Yesterday, New York’s Stonewall Inn was awarded Landmark Status in recognition of its role in lesbian, gay, bisexual, transgender and queer (LGBTQ) history. Today, as Pride weekend approaches, Sir Ian McKellen and Paul O’Grady have given their support to a community campaign to make the Royal Vauxhall Tavern – believed to be the UK’s oldest LGBTQ pub and iconic performance space – a listed building for the same reason.

McKellen and O’Grady are among more than 30 performers, producers, local residents, LGBTQ charities, architects, historians and politicians who have written to Historic England (formerly English Heritage) to back the listing application made by RVT Future, against the wishes of the pub’s chief executive, James Lindsay. The new owner, Austrian property development company Immovate, also opposes the listing, claiming it would make even minor repairs ‘so expensive that it would have to close the Tavern’. The company has not given any evidence to support this claim.

Paul O’Grady developed his legendary character Lily Savage at the RVT during a long- running residency in the 80s. ‘I consider the venue to be my very own school of dramatic art,’ O’Grady writes. ‘The Vauxhall Tavern was our village hall’ during a turbulent era marked by homophobia, police raids and the Aids crisis.

He believes the Tavern ‘should be offered protection to withstand today’s developers… Without listing the threat to its future is all too real. With listing I know the community will rally round and ensure it remains an important venue for many decades to come.’

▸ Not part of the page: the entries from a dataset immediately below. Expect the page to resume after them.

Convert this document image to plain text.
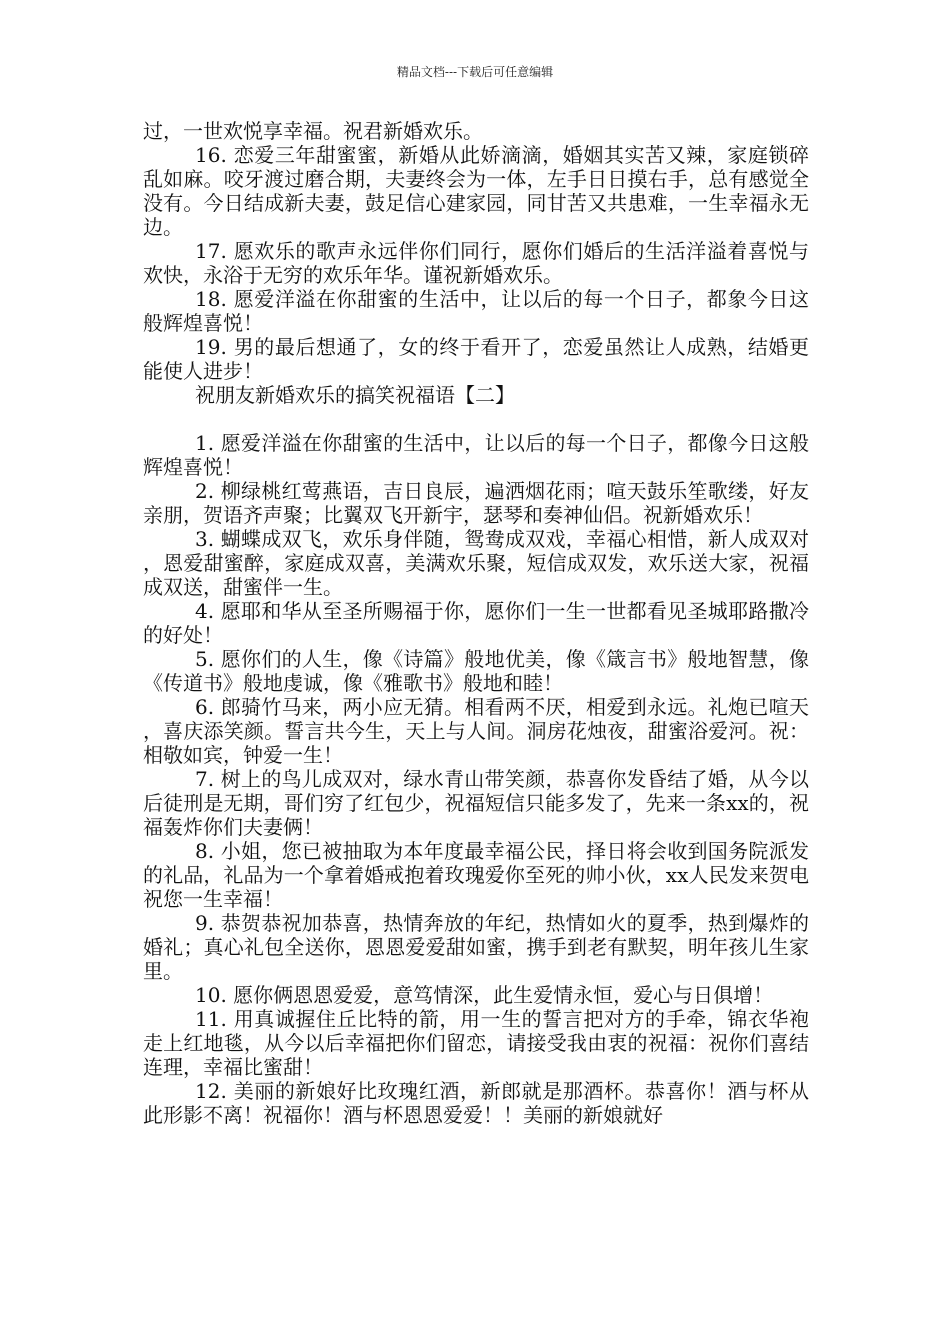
精品文档---下载后可任意编辑

过，一世欢悦享幸福。祝君新婚欢乐。

16. 恋爱三年甜蜜蜜，新婚从此娇滴滴，婚姻其实苦又辣，家庭锁碎乱如麻。咬牙渡过磨合期，夫妻终会为一体，左手日日摸右手，总有感觉全没有。今日结成新夫妻，鼓足信心建家园，同甘苦又共患难，一生幸福永无边。

17. 愿欢乐的歌声永远伴你们同行，愿你们婚后的生活洋溢着喜悦与欢快，永浴于无穷的欢乐年华。谨祝新婚欢乐。

18. 愿爱洋溢在你甜蜜的生活中，让以后的每一个日子，都象今日这般辉煌喜悦！

19. 男的最后想通了，女的终于看开了，恋爱虽然让人成熟，结婚更能使人进步！

祝朋友新婚欢乐的搞笑祝福语【二】

1. 愿爱洋溢在你甜蜜的生活中，让以后的每一个日子，都像今日这般辉煌喜悦！

2. 柳绿桃红莺燕语，吉日良辰，遍洒烟花雨；喧天鼓乐笙歌缕，好友亲朋，贺语齐声聚；比翼双飞开新宇，瑟琴和奏神仙侣。祝新婚欢乐！

3. 蝴蝶成双飞，欢乐身伴随，鸳鸯成双戏，幸福心相惜，新人成双对，恩爱甜蜜醉，家庭成双喜，美满欢乐聚，短信成双发，欢乐送大家，祝福成双送，甜蜜伴一生。

4. 愿耶和华从至圣所赐福于你，愿你们一生一世都看见圣城耶路撒冷的好处！

5. 愿你们的人生，像《诗篇》般地优美，像《箴言书》般地智慧，像《传道书》般地虔诚，像《雅歌书》般地和睦！

6. 郎骑竹马来，两小应无猜。相看两不厌，相爱到永远。礼炮已喧天，喜庆添笑颜。誓言共今生，天上与人间。洞房花烛夜，甜蜜浴爱河。祝：相敬如宾，钟爱一生！

7. 树上的鸟儿成双对，绿水青山带笑颜，恭喜你发昏结了婚，从今以后徒刑是无期，哥们穷了红包少，祝福短信只能多发了，先来一条xx的，祝福轰炸你们夫妻俩！

8. 小姐，您已被抽取为本年度最幸福公民，择日将会收到国务院派发的礼品，礼品为一个拿着婚戒抱着玫瑰爱你至死的帅小伙，xx人民发来贺电祝您一生幸福！

9. 恭贺恭祝加恭喜，热情奔放的年纪，热情如火的夏季，热到爆炸的婚礼；真心礼包全送你，恩恩爱爱甜如蜜，携手到老有默契，明年孩儿生家里。

10. 愿你俩恩恩爱爱，意笃情深，此生爱情永恒，爱心与日俱增！

11. 用真诚握住丘比特的箭，用一生的誓言把对方的手牵，锦衣华袍走上红地毯，从今以后幸福把你们留恋，请接受我由衷的祝福：祝你们喜结连理，幸福比蜜甜！

12. 美丽的新娘好比玫瑰红酒，新郎就是那酒杯。恭喜你！酒与杯从此形影不离！祝福你！酒与杯恩恩爱爱！！美丽的新娘就好
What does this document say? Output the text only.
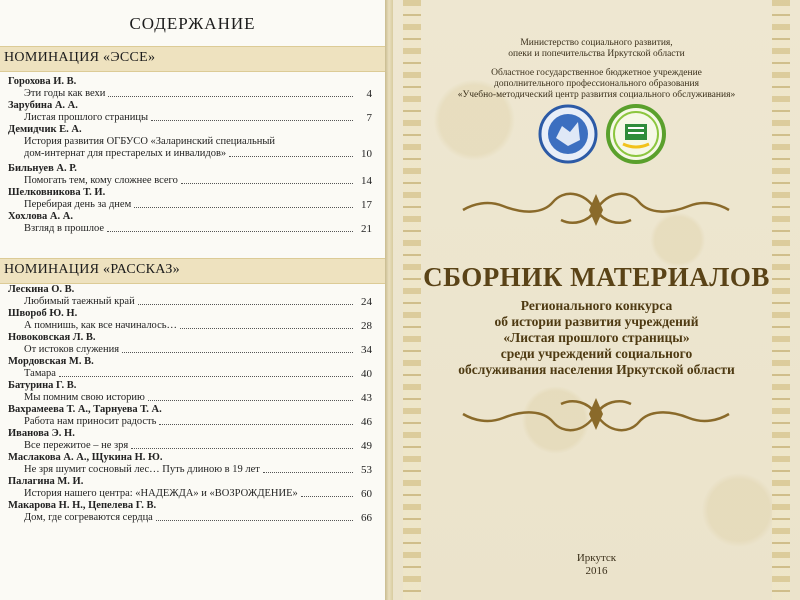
СОДЕРЖАНИЕ
НОМИНАЦИЯ «ЭССЕ»
Горохова И. В.
Эти годы как вехи	4
Зарубина А. А.
Листая прошлого страницы	7
Демидчик Е. А.
История развития ОГБУСО «Заларинский специальный
дом-интернат для престарелых и инвалидов»	10
Бильнуев А. Р.
Помогать тем, кому сложнее всего	14
Шелковникова Т. И.
Перебирая день за днем	17
Хохлова А. А.
Взгляд в прошлое	21
НОМИНАЦИЯ «РАССКАЗ»
Лескина О. В.
Любимый таежный край	24
Швороб Ю. Н.
А помнишь, как все начиналось…	28
Новоковская Л. В.
От истоков служения	34
Мордовская М. В.
Тамара	40
Батурина Г. В.
Мы помним свою историю	43
Вахрамеева Т. А., Тарнуева Т. А.
Работа нам приносит радость	46
Иванова Э. Н.
Все пережитое – не зря	49
Маслакова А. А., Щукина Н. Ю.
Не зря шумит сосновый лес… Путь длиною в 19 лет	53
Палагина М. И.
История нашего центра: «НАДЕЖДА» и «ВОЗРОЖДЕНИЕ»	60
Макарова Н. Н., Цепелева Г. В.
Дом, где согреваются сердца	66
Министерство социального развития,
опеки и попечительства Иркутской области
Областное государственное бюджетное учреждение
дополнительного профессионального образования
«Учебно-методический центр развития социального обслуживания»
СБОРНИК МАТЕРИАЛОВ
Регионального конкурса
об истории развития учреждений
«Листая прошлого страницы»
среди учреждений социального
обслуживания населения Иркутской области
Иркутск
2016
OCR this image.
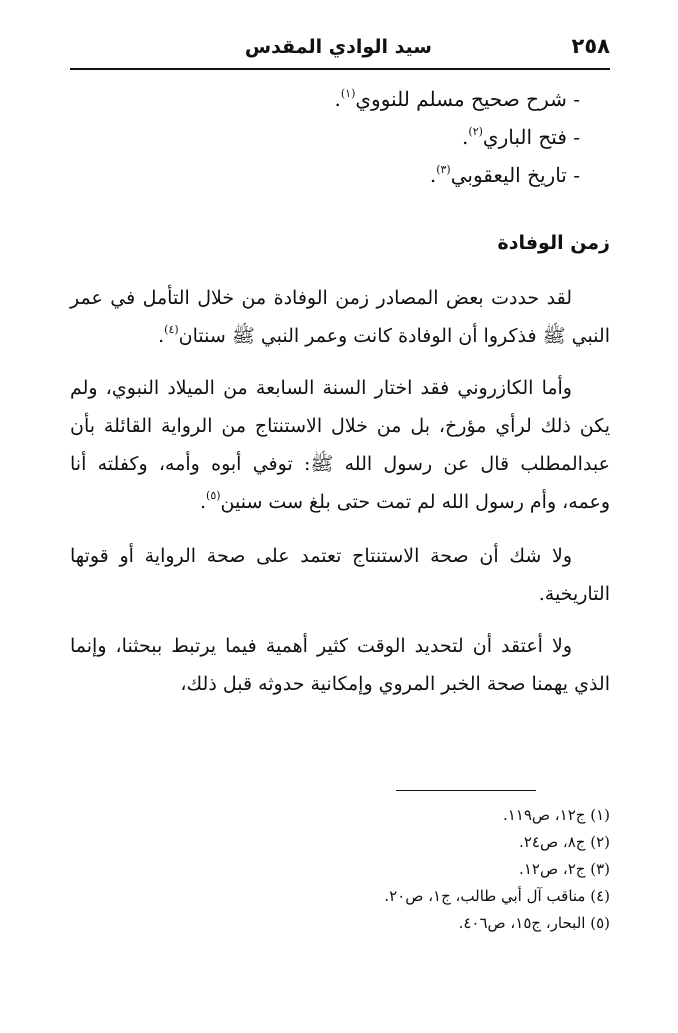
٢٥٨
سيد الوادي المقدس
- شرح صحيح مسلم للنووي$^{(١)}$.
- فتح الباري$^{(٢)}$.
- تاريخ اليعقوبي$^{(٣)}$.
زمن الوفادة

لقد حددت بعض المصادر زمن الوفادة من خلال التأمل في عمر النبي ﷺ فذكروا أن الوفادة كانت وعمر النبي ﷺ سنتان$^{(٤)}$.

وأما الكازروني فقد اختار السنة السابعة من الميلاد النبوي، ولم يكن ذلك لرأي مؤرخ، بل من خلال الاستنتاج من الرواية القائلة بأن عبدالمطلب قال عن رسول الله ﷺ: توفي أبوه وأمه، وكفلته أنا وعمه، وأم رسول الله لم تمت حتى بلغ ست سنين$^{(٥)}$.

ولا شك أن صحة الاستنتاج تعتمد على صحة الرواية أو قوتها التاريخية.

ولا أعتقد أن لتحديد الوقت كثير أهمية فيما يرتبط ببحثنا، وإنما الذي يهمنا صحة الخبر المروي وإمكانية حدوثه قبل ذلك،

(١) ج١٢، ص١١٩.
(٢) ج٨، ص٢٤.
(٣) ج٢، ص١٢.
(٤) مناقب آل أبي طالب، ج١، ص٢٠.
(٥) البحار، ج١٥، ص٤٠٦.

The Tavern was built on the former grounds of the Vauxhall pleasure gardens around 1862, and has been a site of LGBTQ community and culture since the 1950s, if not earlier. The RVT featured in last year’s international hit film Pride, ‘playing itself’ as a hub of community activism.

In the 1980s, RVT regular Freddie Mercury and Kenny Everett took Princess Diana to the Tavern for a night out having dragged her up as a boy so she wouldn’t be recognised.

Historic England makes its recommendations on listing to the Department for Culture, Media and Sport, which has ultimate authority over listing designations. The result of the RVT application is expected this summer.